Ca2+-binding protein 2 inhibits Ca2+-channel inactivation in mouse inner hair cells
- Proc Natl Acad Sci U S A. 2017 Feb 28;114(9):E1717-E1726. doi: 10.1073/pnas.1617533114.
- 1. Institute for Auditory Neuroscience and InnerEarLab, University Medical Center Goettingen, 37099 Goettingen, Germany; [email protected] [email protected].
- 2. Goettingen Graduate School for Neurosciences, Biophysics, and Molecular Biosciences, University of Goettingen, 37077 Goettingen, Germany.
- 3. Bernstein Center for Computational Neuroscience, University of Goettingen, 37077 Goettingen, Germany.
- 4. Synaptic Nanophysiology Group, Max Planck Institute for Biophysical Chemistry, 37077 Goettingen, Germany.
- 5. Institute for Auditory Neuroscience and InnerEarLab, University Medical Center Goettingen, 37099 Goettingen, Germany.
- 6. Auditory Systems Physiology Group, InnerEarLab, Department of Otolaryngology, University of Goettingen Medical Center, 37075 Goettingen, Germany.
- 7. Max Planck Institute for Experimental Medicine, 37075 Goettingen, Germany.
- 8. Center for Nanoscale Microscopy and Molecular Physiology of the Brain, University of Goettingen, 37075 Goettingen, Germany.
- 9. Neuro Modulation and Neuro Circuitry Group, Biomedical Sciences Institutes, Singapore Bioimaging Consortium, Biomedical Sciences Institutes, 138667 Singapore.
- 10. Department of Medical Genetics, University of Antwerp, 2610 Antwerp, Belgium.
- 11. Neurogenomics Division, Translational Genomics Research Institute, Phoenix, AZ 85004.
- 12. Otorhinolaryngology, Department of Surgery, Niguarda Ca' Granda Metropolitan Hospital, 20162 Milan, Italy.
- 13. Center for the Study of Rare Hereditary Diseases, Niguarda Ca' Granda Metropolitan Hospital, 20162 Milan, Italy.
- 14. Institute of Clinical Biochemistry, Catholic University of the Sacred Heart, 00198 Rome, Italy.

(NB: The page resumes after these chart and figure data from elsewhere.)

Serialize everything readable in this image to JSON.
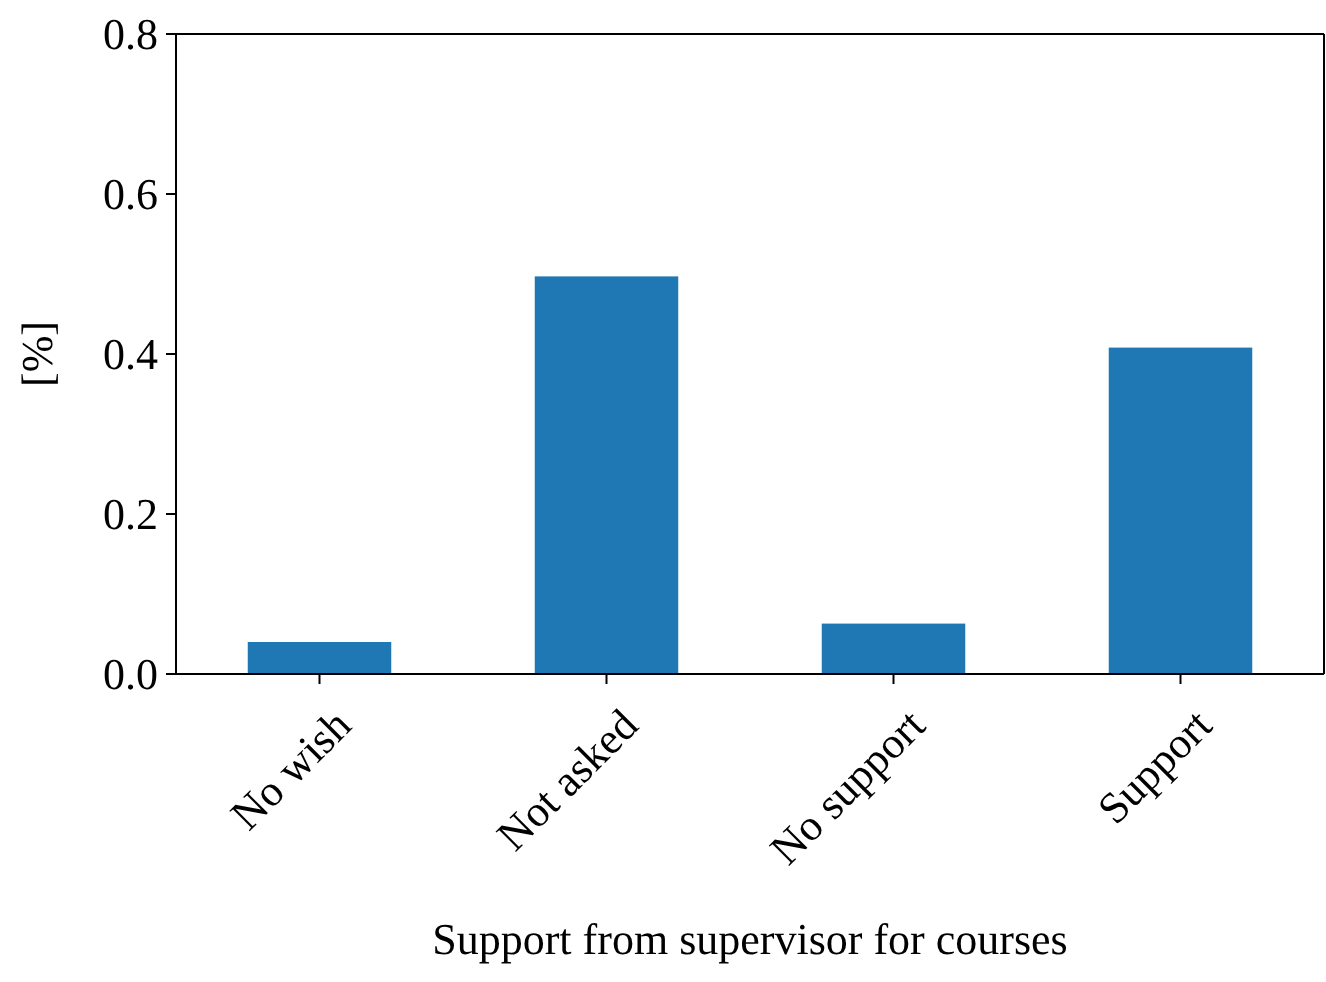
{
  "chart_data": {
    "type": "bar",
    "xlabel": "Support from supervisor for courses",
    "ylabel": "[%]",
    "categories": [
      "No wish",
      "Not asked",
      "No support",
      "Support"
    ],
    "values": [
      0.04,
      0.497,
      0.063,
      0.408
    ],
    "color": "#1f77b4",
    "ylim": [
      0,
      0.8
    ],
    "yticks": [
      {
        "value": 0,
        "label": "0.0"
      },
      {
        "value": 0.2,
        "label": "0.2"
      },
      {
        "value": 0.4,
        "label": "0.4"
      },
      {
        "value": 0.6,
        "label": "0.6"
      },
      {
        "value": 0.8,
        "label": "0.8"
      }
    ]
  }
}
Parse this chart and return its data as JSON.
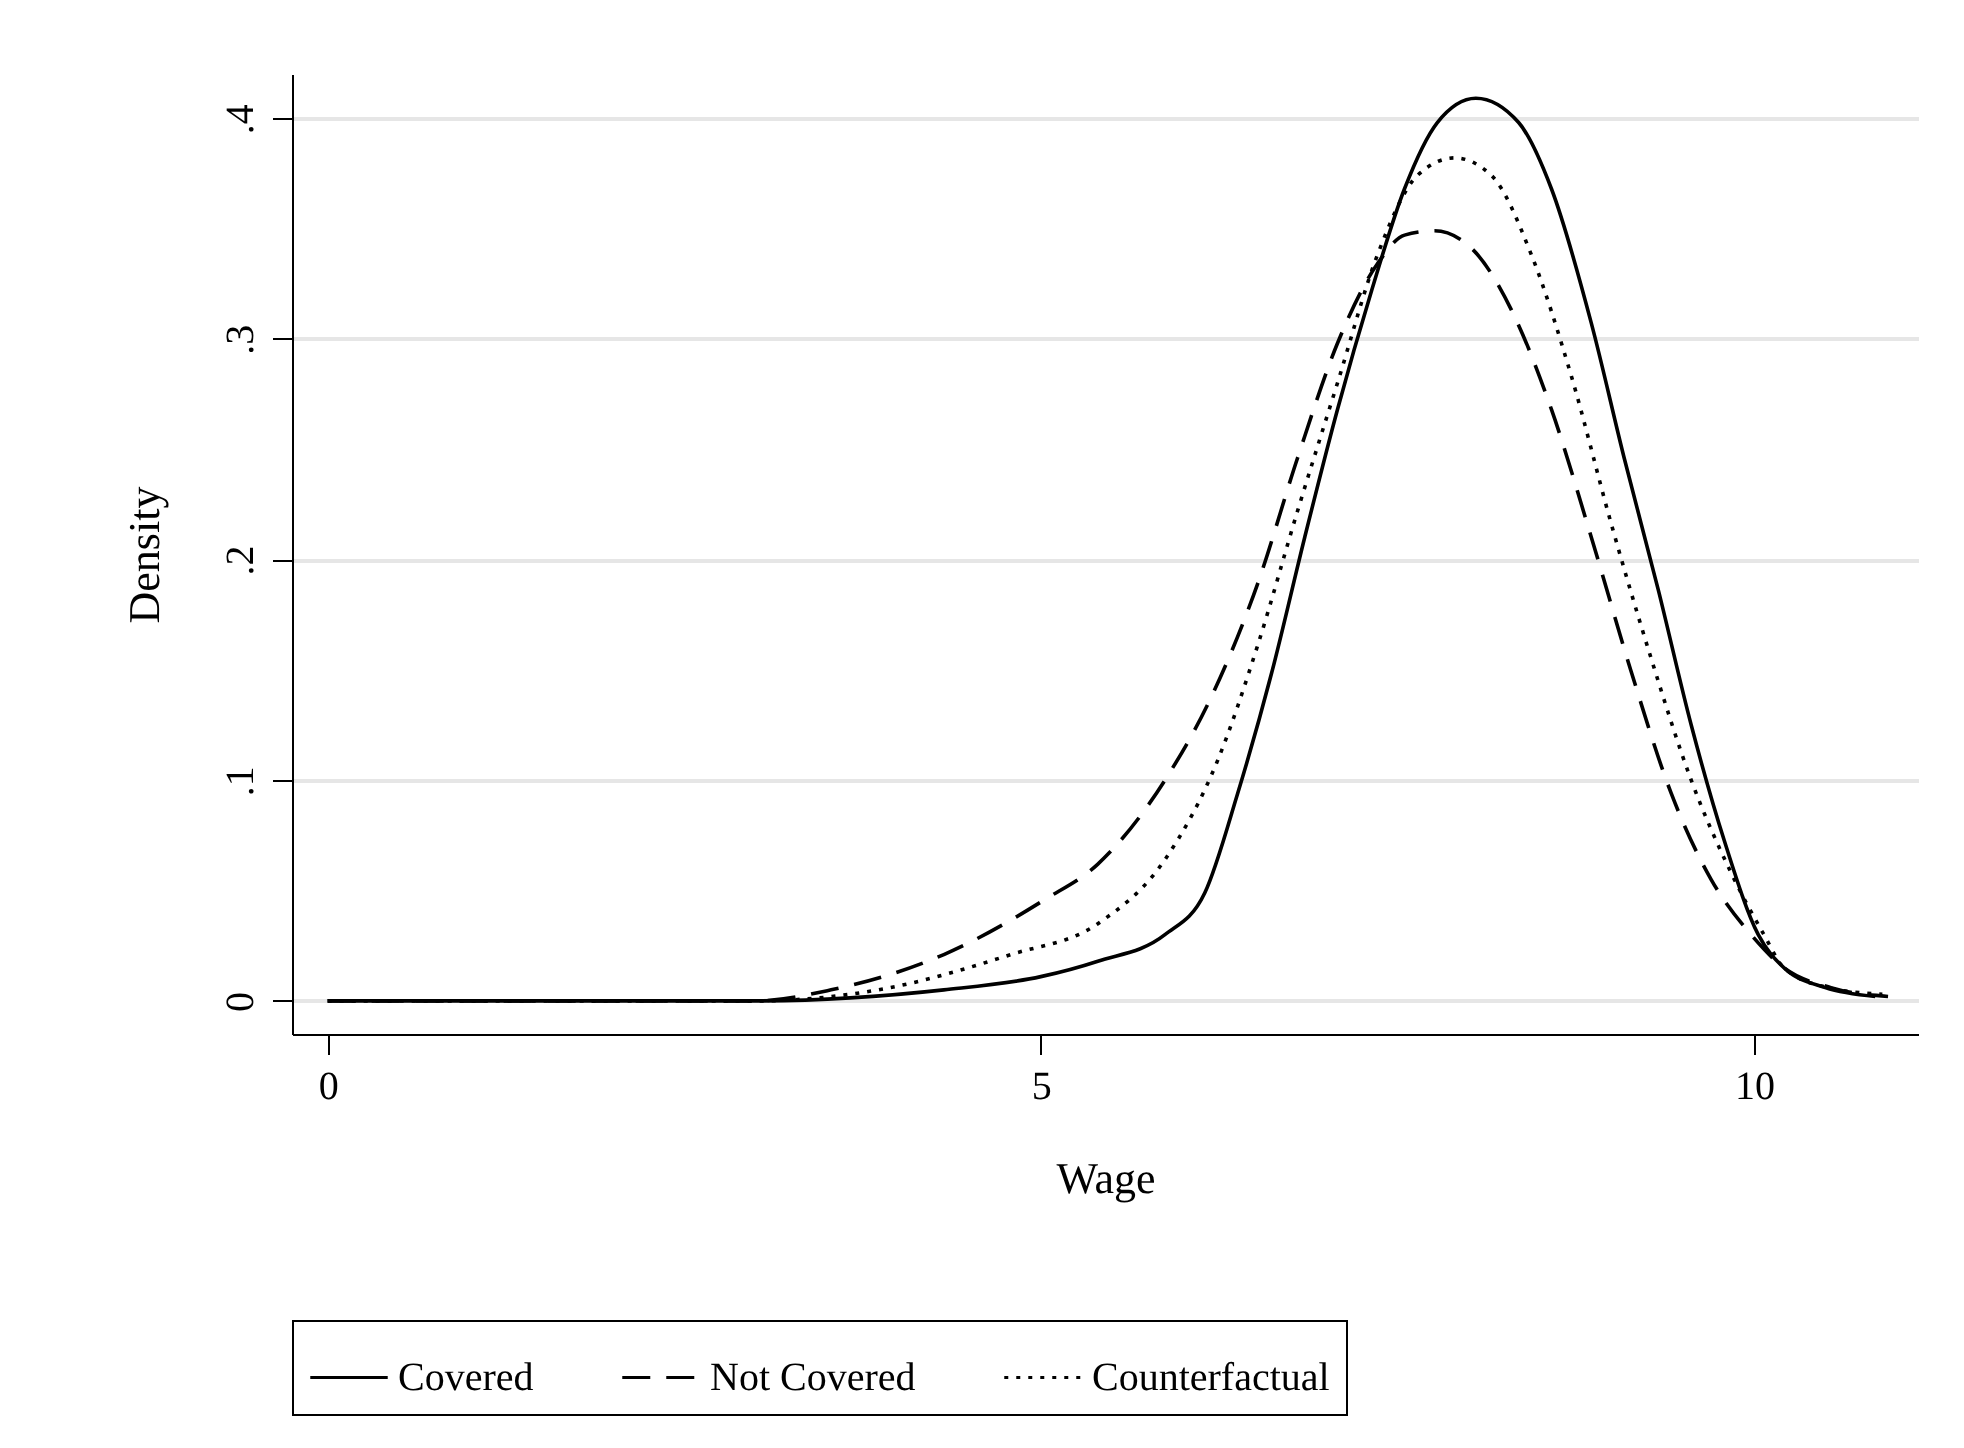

CA2+-binding protein 2 (CaBP2) inhibits the inactivation of heterologously expressed voltage-gated CA2+ channels of type 1.3 (CAV1.3) and is defective in human autosomal-recessive deafness 93 (DFNB93). Here, we report a newly identified mutation in CABP2 that causes a moderate hearing impairment likely via nonsense-mediated decay of CABP2-mRNA. To study the mechanism of hearing impairment resulting from CABP2 loss of function, we disrupted Cabp2 in mice (Cabp2LacZ/LacZ ). CaBP2 was expressed by cochlear hair cells, preferentially in inner hair cells (IHCs), and was lacking from the postsynaptic spiral ganglion neurons (SGNs). Cabp2LacZ/LacZ mice displayed intact cochlear amplification but impaired auditory brainstem responses. Patch-clamp recordings from Cabp2LacZ/LacZ IHCs revealed enhanced CA2+-channel inactivation. The voltage dependence of activation and the number of CA2+ channels appeared normal in Cabp2LacZ/LacZ mice, as were ribbon synapse counts. Recordings from single SGNs showed reduced spontaneous and sound-evoked firing rates. We propose that CaBP2 inhibits CAV1.3 CA2+-channel inactivation, and thus sustains the availability of CAV1.3 CA2+ channels for synaptic sound encoding. Therefore, we conclude that human deafness DFNB93 is an auditory synaptopathy.